13. A roof shingle system, comprising:

a main roof surface; and

a plurality of roof shingles disposed on the main roof surface,

each roof shingle of the plurality of roof shingles being the roof shingle according to claim 2.

14. A roof shingle system, comprising:

a main roof surface; and

a plurality of roof shingles disposed on the main roof surface,

each roof shingle of the plurality of roof shingles being the roof shingle according to claim 3.

15. A roof shingle system, comprising:

a main roof surface; and

a plurality of roof shingles disposed on the main roof surface,

each roof shingle of the plurality of roof shingles being the roof shingle according to claim 5.

16. A roof shingle system, comprising:

a main roof surface; and

a plurality of roof shingles disposed on the main roof surface,

each roof shingle of the plurality of roof shingles being the roof shingle according to claim 6.

17. A roof shingle system, comprising:

a main roof surface; and

a plurality of roof shingles disposed on the main roof surface,

each roof shingle of the plurality of roof shingles being the roof shingle according to claim 8.

18. A roof shingle system, comprising:

a main roof surface; and

a plurality of roof shingles disposed on the main roof surface,

each roof shingle of the plurality of roof shingles being the roof shingle according to claim 10.

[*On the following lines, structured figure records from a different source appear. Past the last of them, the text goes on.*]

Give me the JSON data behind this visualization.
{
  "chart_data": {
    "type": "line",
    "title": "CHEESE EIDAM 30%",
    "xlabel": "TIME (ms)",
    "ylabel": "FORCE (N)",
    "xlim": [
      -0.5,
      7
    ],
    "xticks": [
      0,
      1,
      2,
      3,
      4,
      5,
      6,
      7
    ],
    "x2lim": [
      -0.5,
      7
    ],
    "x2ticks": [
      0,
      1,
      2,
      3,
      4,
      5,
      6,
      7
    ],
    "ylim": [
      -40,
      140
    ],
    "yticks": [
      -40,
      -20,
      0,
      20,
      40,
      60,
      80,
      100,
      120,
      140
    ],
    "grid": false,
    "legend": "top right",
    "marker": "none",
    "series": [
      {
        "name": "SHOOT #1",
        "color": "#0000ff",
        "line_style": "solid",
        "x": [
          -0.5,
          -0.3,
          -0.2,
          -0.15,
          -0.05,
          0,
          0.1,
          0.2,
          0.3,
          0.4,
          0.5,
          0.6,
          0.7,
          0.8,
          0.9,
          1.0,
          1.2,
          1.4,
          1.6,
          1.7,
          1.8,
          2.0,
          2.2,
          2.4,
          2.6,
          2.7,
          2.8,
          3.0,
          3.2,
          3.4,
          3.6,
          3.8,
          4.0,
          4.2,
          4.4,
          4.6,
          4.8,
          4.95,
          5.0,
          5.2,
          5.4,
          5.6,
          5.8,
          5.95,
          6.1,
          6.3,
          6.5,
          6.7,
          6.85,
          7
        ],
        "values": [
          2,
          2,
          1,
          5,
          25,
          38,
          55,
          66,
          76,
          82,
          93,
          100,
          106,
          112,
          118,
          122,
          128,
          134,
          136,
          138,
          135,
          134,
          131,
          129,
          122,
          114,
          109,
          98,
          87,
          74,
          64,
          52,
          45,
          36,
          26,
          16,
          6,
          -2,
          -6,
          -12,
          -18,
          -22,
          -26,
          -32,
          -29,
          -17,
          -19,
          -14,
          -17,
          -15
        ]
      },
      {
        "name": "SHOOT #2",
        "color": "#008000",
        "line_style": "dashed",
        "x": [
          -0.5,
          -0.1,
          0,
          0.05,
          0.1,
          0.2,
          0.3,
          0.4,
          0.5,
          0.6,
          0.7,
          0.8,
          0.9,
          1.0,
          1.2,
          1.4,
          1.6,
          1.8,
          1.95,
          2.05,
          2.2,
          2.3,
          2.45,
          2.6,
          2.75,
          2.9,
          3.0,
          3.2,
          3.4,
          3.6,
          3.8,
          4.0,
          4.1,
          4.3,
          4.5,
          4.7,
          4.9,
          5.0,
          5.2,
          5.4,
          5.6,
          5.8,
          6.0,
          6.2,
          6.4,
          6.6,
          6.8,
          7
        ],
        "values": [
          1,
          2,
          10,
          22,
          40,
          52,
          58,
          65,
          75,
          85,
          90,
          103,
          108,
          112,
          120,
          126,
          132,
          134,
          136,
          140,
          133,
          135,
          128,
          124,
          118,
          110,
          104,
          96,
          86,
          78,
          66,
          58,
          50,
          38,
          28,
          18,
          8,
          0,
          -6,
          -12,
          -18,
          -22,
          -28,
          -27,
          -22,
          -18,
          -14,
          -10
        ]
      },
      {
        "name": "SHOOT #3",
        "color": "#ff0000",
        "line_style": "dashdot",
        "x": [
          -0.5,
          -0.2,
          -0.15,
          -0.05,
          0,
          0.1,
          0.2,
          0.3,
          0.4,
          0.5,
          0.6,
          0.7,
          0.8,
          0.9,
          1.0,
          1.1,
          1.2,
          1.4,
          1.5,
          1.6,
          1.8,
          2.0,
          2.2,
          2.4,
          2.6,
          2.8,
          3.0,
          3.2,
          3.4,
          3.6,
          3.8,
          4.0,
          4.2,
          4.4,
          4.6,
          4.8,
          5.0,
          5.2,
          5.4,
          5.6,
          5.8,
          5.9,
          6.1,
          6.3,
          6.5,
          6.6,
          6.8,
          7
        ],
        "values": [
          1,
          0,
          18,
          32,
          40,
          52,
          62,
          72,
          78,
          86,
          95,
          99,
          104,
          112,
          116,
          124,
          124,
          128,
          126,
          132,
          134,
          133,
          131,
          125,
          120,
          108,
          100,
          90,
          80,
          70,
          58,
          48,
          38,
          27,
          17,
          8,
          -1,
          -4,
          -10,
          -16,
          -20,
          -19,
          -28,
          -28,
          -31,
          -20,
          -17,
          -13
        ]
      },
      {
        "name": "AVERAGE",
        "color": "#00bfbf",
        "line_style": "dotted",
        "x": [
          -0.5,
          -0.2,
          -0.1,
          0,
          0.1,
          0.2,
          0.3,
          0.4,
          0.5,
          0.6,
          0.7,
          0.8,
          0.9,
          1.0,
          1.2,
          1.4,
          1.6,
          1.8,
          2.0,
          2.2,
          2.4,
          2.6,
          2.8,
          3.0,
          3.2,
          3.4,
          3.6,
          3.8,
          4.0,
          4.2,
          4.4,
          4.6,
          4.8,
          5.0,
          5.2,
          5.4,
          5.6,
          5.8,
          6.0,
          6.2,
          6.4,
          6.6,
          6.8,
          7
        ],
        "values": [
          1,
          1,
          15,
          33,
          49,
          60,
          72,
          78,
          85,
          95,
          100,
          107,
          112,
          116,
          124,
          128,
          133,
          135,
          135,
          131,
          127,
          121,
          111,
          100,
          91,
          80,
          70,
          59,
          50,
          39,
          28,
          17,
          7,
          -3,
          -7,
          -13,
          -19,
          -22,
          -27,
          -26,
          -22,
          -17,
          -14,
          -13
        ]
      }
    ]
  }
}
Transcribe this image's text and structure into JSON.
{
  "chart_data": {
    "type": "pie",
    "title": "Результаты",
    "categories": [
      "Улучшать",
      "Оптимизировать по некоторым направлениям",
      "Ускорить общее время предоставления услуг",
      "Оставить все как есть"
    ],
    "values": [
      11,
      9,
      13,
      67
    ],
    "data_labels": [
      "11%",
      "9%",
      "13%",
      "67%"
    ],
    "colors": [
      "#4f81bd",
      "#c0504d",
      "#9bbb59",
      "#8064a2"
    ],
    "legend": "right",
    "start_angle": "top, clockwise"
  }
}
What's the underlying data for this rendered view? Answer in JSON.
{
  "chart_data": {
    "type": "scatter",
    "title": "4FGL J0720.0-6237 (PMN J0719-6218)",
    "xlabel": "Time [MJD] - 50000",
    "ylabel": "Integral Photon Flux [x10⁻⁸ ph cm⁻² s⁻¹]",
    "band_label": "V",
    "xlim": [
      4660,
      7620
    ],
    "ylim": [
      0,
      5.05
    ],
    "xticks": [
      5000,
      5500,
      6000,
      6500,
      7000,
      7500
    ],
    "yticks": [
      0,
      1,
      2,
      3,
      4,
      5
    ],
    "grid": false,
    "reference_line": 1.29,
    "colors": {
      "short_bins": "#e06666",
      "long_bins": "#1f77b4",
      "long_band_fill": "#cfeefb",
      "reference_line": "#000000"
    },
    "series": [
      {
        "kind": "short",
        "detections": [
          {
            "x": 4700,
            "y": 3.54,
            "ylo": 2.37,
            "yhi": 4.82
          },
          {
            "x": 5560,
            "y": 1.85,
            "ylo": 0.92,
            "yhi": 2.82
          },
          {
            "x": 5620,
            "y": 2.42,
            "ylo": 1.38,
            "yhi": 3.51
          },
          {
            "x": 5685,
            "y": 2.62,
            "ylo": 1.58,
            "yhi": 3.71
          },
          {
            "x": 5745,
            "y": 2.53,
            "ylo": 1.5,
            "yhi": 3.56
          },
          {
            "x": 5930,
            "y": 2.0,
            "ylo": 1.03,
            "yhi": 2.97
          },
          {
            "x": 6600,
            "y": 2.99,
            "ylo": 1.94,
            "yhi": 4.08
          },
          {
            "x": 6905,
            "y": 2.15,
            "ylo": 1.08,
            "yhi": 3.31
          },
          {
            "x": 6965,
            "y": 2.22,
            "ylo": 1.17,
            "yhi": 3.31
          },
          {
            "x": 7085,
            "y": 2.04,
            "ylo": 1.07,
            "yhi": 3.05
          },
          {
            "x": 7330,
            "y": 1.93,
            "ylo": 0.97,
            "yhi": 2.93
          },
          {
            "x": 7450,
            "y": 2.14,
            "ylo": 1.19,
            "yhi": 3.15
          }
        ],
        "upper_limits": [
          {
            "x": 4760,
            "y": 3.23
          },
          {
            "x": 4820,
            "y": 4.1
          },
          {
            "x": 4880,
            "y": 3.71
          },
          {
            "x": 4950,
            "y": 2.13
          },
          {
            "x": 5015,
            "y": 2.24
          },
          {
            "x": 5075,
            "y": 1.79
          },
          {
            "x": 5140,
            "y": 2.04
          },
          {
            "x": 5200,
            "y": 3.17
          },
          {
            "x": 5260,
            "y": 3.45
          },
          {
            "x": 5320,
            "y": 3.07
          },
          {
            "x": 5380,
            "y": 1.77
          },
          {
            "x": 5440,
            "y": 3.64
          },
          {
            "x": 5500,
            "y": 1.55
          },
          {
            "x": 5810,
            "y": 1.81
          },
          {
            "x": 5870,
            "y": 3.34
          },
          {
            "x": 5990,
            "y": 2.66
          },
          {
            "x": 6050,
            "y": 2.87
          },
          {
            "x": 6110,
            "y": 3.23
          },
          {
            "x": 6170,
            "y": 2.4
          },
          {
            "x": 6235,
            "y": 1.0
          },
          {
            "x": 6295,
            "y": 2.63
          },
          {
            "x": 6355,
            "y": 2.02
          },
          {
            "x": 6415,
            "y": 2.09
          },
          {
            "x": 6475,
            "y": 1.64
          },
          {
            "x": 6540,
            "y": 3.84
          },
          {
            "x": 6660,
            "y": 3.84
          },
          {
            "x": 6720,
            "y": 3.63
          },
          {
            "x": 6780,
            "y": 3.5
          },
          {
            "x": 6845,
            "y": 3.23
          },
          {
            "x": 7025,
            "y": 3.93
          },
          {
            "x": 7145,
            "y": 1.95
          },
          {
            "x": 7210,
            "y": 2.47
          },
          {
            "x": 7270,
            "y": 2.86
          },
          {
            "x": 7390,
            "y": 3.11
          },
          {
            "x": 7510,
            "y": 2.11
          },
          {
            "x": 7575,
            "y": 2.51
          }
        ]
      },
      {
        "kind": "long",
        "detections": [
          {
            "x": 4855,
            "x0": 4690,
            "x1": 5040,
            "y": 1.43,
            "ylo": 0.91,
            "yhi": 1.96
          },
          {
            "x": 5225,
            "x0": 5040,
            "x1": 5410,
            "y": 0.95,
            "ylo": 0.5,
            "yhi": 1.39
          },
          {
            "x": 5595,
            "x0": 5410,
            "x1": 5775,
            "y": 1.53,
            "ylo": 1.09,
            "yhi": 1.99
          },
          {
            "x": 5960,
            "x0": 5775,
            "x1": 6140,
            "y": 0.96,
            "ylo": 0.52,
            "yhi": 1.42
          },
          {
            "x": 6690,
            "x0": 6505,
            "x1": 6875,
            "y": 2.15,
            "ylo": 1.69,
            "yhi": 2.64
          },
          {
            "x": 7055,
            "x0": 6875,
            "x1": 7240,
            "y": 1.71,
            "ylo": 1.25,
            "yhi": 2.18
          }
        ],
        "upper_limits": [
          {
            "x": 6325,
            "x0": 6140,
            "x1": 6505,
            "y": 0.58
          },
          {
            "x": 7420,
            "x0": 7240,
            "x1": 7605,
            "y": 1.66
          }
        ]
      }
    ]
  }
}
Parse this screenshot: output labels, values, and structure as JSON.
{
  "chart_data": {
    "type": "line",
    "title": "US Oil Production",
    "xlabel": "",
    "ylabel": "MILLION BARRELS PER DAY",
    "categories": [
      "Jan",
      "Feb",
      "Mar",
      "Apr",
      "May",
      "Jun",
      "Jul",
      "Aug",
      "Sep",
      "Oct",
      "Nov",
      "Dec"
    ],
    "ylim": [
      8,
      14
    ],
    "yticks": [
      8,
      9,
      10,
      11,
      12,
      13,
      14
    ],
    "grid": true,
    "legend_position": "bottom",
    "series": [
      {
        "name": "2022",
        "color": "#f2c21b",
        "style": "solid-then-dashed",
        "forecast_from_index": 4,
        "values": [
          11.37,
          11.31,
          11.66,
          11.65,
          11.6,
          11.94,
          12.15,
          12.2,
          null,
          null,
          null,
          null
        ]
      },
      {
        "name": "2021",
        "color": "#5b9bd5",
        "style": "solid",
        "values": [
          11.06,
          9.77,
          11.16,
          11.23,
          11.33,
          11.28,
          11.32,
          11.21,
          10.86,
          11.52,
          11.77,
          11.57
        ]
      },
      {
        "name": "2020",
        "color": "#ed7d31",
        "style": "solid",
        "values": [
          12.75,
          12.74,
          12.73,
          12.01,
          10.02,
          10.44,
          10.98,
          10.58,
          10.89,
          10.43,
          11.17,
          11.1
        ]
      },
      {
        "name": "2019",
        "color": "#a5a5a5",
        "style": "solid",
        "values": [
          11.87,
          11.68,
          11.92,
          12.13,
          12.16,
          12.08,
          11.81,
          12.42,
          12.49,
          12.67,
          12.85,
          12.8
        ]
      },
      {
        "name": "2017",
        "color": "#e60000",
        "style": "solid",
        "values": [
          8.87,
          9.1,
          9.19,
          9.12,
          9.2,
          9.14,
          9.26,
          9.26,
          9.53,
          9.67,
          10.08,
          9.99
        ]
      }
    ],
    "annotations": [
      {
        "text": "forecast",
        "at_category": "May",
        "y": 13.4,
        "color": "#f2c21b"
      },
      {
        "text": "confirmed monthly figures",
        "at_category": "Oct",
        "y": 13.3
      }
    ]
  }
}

19. A roof shingle, comprising:

an upper surface and a lower surface opposite from the upper surface;

a sealing strip disposed on the lower surface and configured to adhere the roof shingle to another roof shingle or to a main surface of a roof;

a protruding part protruding away from the sealing strip in a direction parallel to the upper surface of the roof shingle, the protruding part comprising a leading edge connecting the upper surface and the lower surface and configured to face in a downward slope direction of a roof on which the roof shingle is disposed; and

a plurality of perforations disposed on the protruding part and penetrating through the roof shingle from the upper surface of the roof shingle to the lower surface of the roof shingle,

the plurality of perforations being disposed between the leading edge and the sealing strip,

each perforation of the plurality of perforations having a circular cross-section, taken in a plane parallel to the lower surface of the roof shingle,

the roof shingle having a perforation percentage of at least 5%, the perforation percentage being an area of an upper surface of the protruding part taken up by the plurality of perforations divided by a total area of the upper surface of the protruding part,

a shortest distance from each perforation of the plurality of perforations to the leading edge being the same as that for all other perforations of the plurality of perforations,

the plurality of perforations being disposed in an equidistant manner across the roof shingle in a lateral direction perpendicular to the downward slope direction and parallel to the lower surface of the roof shingle, and

the roof shingle being an asphalt roof shingle.

20. A roof shingle system, comprising:

a main roof surface; and

a plurality of roof shingles disposed on the main roof surface,

each roof shingle of the plurality of roof shingles being the roof shingle according to claim 19.